I would say that, at this stage, I would say that people should be careful who they have as their pastor. They should not just take anybody to be their pastor. That would be [my word of encouragement], if I had the platform to warn the people of Malawi, which I don’t think I have now. But mainly to Christians in this country, I would say they should not just pick up anybody to be their pastor. They should make sure that he meets the qualifications, as we read in 1 Timothy chapter 3.
You know, what is happening here is that you see some men who consider themselves to be pastors, but you look at their character. You look at how they live, with their families, in the society, in the communities, their neighborhoods, you don’t hear good stories about them. Yeah, they’re still valued as pastors, as if being a pastor is this thing that cannot be taken out, you know. But if there are qualifications, there should also be disqualifications, you know.
So, it all lies with the Christians, the believers themselves, and for them to be careful. To know who is their pastor, they should read the Word. They should develop the culture of reading God’s Word. Because in there, in the Word of God, that’s where all these truths are coming out. At this stage, really there’s a lot of work to be done with our people here. But if I had to warn and encourage them, I would say, they just don’t have to follow everything. They have to really pray that the Lord is going to send them leaders who are passionate about the Word of God.

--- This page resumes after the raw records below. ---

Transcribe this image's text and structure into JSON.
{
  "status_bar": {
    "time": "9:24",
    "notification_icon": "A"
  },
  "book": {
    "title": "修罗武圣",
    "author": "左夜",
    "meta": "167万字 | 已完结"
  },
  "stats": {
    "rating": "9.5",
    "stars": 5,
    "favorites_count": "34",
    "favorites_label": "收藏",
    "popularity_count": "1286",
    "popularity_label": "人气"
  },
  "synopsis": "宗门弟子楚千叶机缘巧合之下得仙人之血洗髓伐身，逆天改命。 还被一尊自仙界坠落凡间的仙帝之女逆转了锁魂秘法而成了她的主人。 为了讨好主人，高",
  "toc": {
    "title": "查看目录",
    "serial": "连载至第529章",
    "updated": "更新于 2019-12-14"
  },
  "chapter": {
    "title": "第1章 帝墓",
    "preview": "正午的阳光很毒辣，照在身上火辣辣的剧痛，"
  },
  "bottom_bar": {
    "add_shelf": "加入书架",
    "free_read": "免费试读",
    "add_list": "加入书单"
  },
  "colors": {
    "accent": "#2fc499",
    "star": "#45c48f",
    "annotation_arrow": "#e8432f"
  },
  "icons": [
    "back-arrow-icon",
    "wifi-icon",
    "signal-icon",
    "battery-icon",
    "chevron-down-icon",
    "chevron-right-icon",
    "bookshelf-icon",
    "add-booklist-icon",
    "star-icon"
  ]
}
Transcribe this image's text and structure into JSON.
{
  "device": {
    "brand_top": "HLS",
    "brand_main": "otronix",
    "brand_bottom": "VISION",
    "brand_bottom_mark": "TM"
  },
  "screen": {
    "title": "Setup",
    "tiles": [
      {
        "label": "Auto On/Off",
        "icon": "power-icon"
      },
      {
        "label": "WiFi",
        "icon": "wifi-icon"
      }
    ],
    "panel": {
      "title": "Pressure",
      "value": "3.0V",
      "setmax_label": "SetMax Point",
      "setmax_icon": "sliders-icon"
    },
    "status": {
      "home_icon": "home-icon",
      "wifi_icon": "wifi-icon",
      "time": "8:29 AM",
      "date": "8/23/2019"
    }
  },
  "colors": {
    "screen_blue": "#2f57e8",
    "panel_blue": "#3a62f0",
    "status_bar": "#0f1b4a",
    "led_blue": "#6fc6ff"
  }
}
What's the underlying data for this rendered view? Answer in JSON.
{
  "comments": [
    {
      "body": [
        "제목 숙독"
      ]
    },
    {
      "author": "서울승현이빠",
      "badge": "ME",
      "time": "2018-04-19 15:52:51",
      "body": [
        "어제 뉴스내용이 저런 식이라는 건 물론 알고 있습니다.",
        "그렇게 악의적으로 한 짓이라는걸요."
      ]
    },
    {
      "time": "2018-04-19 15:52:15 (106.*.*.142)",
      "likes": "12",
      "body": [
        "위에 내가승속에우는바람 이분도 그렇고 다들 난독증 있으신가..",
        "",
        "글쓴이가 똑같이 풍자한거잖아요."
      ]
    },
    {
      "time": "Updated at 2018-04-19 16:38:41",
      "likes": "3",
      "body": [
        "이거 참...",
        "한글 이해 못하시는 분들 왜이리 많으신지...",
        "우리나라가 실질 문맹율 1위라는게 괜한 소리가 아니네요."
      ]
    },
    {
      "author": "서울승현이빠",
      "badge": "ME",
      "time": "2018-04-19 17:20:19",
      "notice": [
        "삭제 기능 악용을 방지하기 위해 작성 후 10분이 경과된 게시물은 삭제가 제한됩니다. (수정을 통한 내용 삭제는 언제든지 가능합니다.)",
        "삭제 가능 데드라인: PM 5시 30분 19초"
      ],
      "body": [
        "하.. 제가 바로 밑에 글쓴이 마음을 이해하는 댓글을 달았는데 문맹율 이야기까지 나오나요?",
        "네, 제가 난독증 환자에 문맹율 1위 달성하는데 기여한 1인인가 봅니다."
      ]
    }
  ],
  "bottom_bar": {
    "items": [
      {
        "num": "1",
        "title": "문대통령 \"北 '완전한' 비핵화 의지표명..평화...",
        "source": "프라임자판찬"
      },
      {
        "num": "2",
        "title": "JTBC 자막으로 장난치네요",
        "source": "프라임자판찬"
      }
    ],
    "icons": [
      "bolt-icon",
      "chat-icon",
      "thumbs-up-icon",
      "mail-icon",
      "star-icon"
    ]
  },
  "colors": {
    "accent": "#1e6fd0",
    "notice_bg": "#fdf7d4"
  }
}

So right now, how do you think people usually choose their pastors?
There are two, there are a couple ways. We’ve got churches that are denominational, and we’ve got schools, denominational schools, where they send their men, or, where they train their men. And these schools, when you graduate, they would just allocate. So whether you like him or not, as long as he’s been allocated by the denomination, then you’re just going to have him. That’s how the mainline churches here in Malawi appoint their reverends or ministers or pastors.

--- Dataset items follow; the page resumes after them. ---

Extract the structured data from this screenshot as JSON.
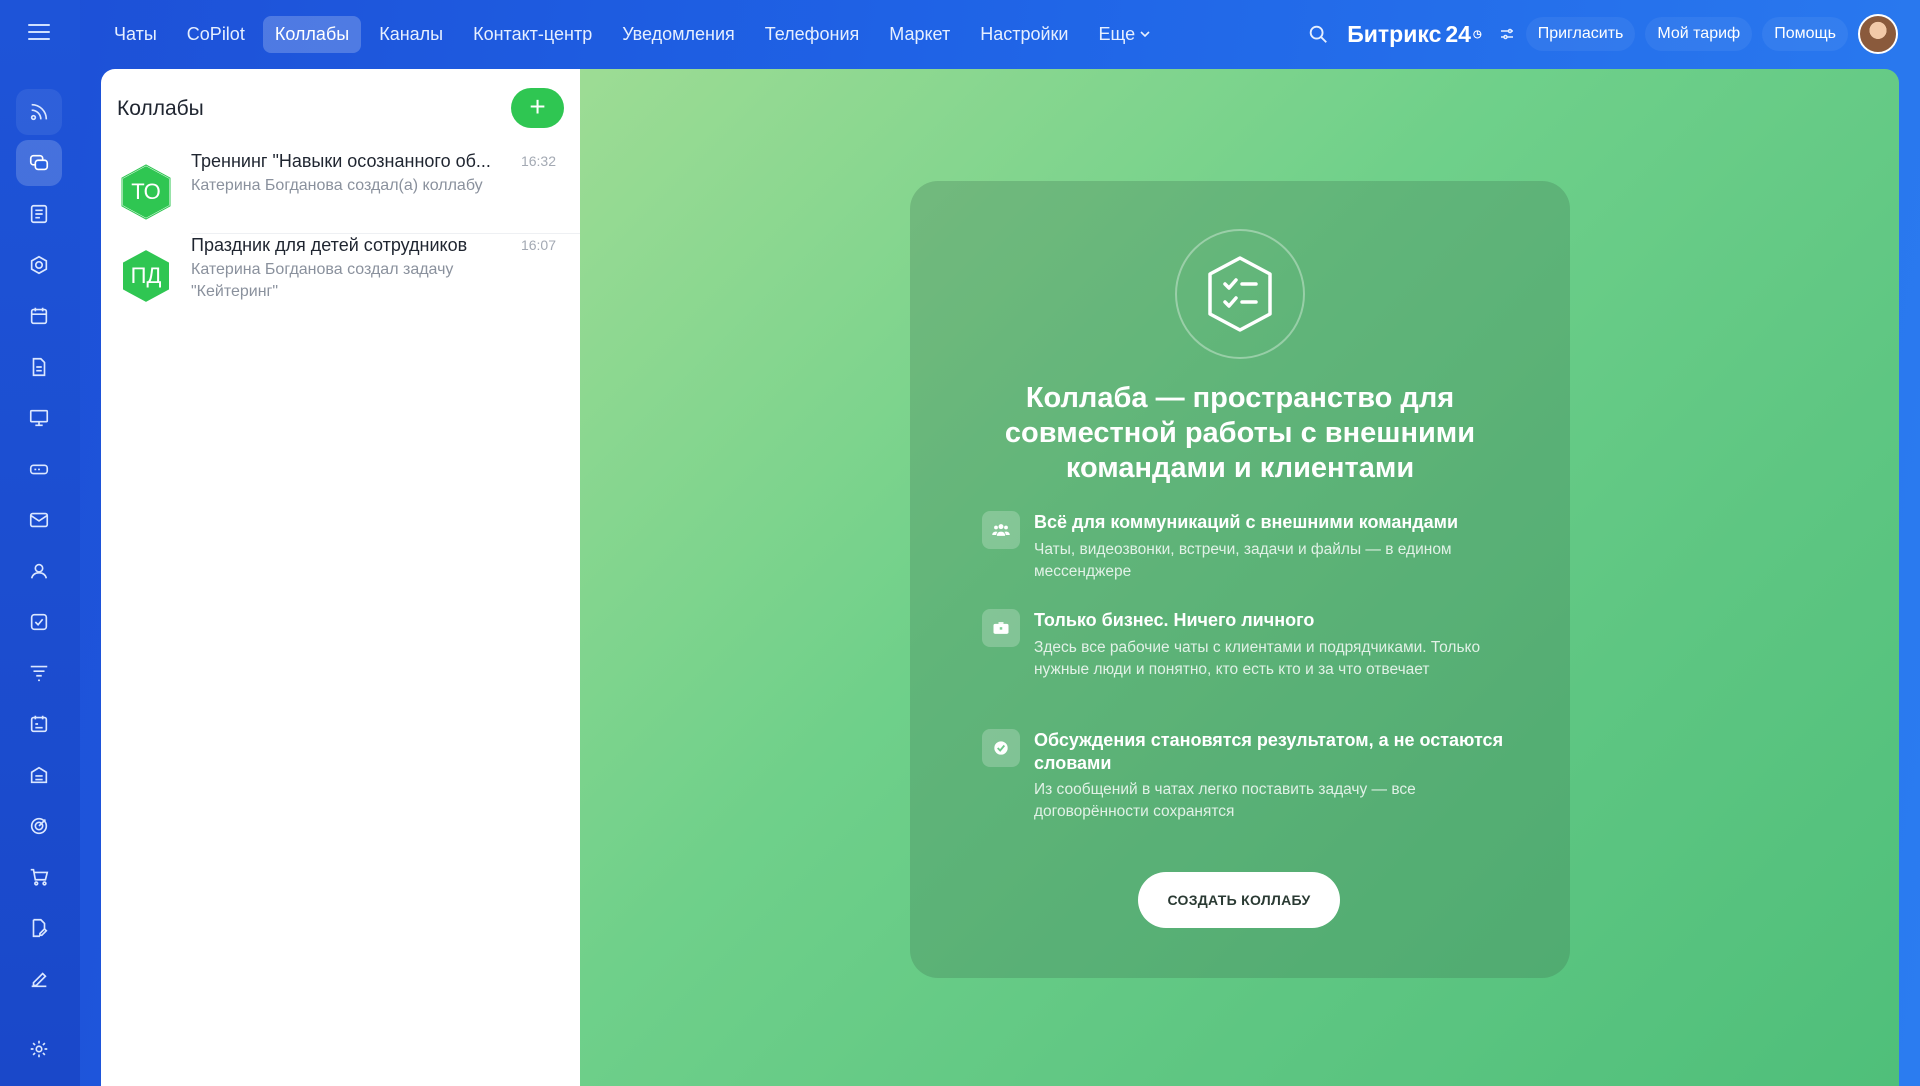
{
  "topnav": {
    "tabs": [
      "Чаты",
      "CoPilot",
      "Коллабы",
      "Каналы",
      "Контакт-центр",
      "Уведомления",
      "Телефония",
      "Маркет",
      "Настройки"
    ],
    "more_label": "Еще",
    "active_tab": "Коллабы"
  },
  "header": {
    "brand": "Битрикс",
    "brand_num": "24",
    "invite": "Пригласить",
    "tariff": "Мой тариф",
    "help": "Помощь"
  },
  "rail": {
    "icons": [
      "feed-icon",
      "chat-icon",
      "news-icon",
      "groups-icon",
      "calendar-icon",
      "docs-icon",
      "presentation-icon",
      "drive-icon",
      "mail-icon",
      "contacts-icon",
      "tasks-icon",
      "filter-icon",
      "planner-icon",
      "store-icon",
      "target-icon",
      "cart-icon",
      "edit-doc-icon",
      "sign-icon",
      "settings-icon"
    ]
  },
  "panel": {
    "title": "Коллабы",
    "add_label": "+",
    "items": [
      {
        "initials": "ТО",
        "title": "Треннинг \"Навыки осознанного об...",
        "subtitle": "Катерина Богданова создал(а) коллабу",
        "time": "16:32"
      },
      {
        "initials": "ПД",
        "title": "Праздник для детей сотрудников",
        "subtitle": "Катерина Богданова создал задачу \"Кейтеринг\"",
        "time": "16:07"
      }
    ]
  },
  "promo": {
    "title": "Коллаба — пространство для совместной работы с внешними командами и клиентами",
    "features": [
      {
        "icon": "people-icon",
        "title": "Всё для коммуникаций с внешними командами",
        "desc": "Чаты, видеозвонки, встречи, задачи и файлы — в едином мессенджере"
      },
      {
        "icon": "briefcase-icon",
        "title": "Только бизнес. Ничего личного",
        "desc": "Здесь все рабочие чаты с клиентами и подрядчиками. Только нужные люди и понятно, кто есть кто и за что отвечает"
      },
      {
        "icon": "check-circle-icon",
        "title": "Обсуждения становятся результатом, а не остаются словами",
        "desc": "Из сообщений в чатах легко поставить задачу — все договорённости сохранятся"
      }
    ],
    "cta": "СОЗДАТЬ КОЛЛАБУ"
  },
  "colors": {
    "accent_green": "#2fc652",
    "brand_blue": "#1f5fe3"
  }
}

And there’s another way, that somebody just wake[s] up and say[s], “I’m going to be a pastor.” And he has six people and you start a church. And then when that is done, no one can take you out. It’s your estate, you know. It’s your estate, it’s your church. And that’s not biblical. I mean there’s no accountability, no oversight. Nothing. And then when you are growing, maybe by the grace of God, the church is growing, then you want to find somebody. You as an individual, you’re going appoint someone to work with you, or to send him to another [church]. That is what is common.

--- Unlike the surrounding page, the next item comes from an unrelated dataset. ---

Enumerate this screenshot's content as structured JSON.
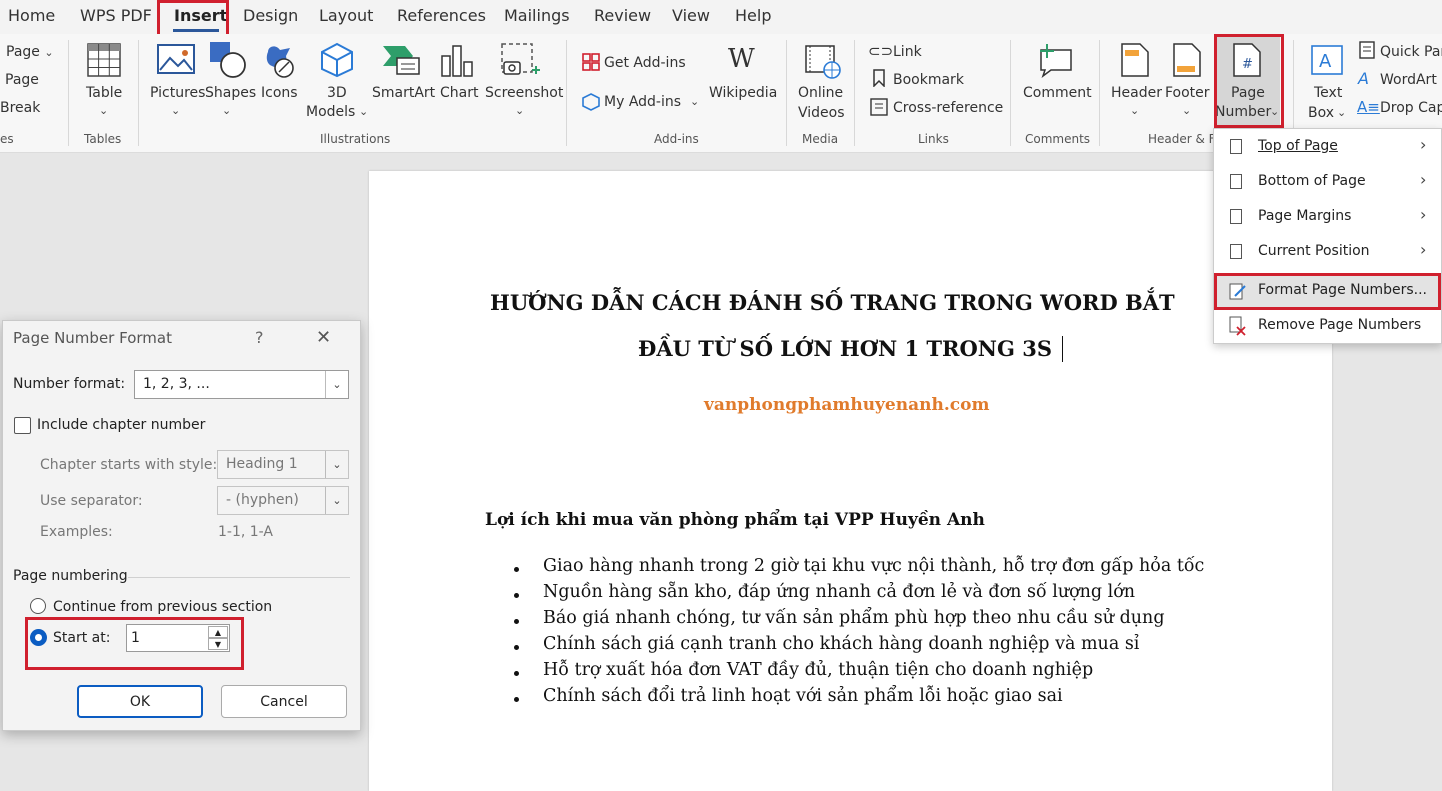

But I believe the church belongs to Jesus Christ. And He has left for us steps as to how it should be organized and how it should be done. I think we have just to follow that. And that’s normally what’s happening today in our country here. You know, I’ve heard in other countries, you know, they’ll invite a pastor, they’ll interview him, they’ll listen his sermons, they’ll scrutinize. They want to be sure that they’re really finding a man who’s taking care of the church. But that doesn’t happen here, you know. And I pray that maybe with the coming of CAPA, some of the things will change. That the Christians themselves, they will desire to have biblical leaders amongst them.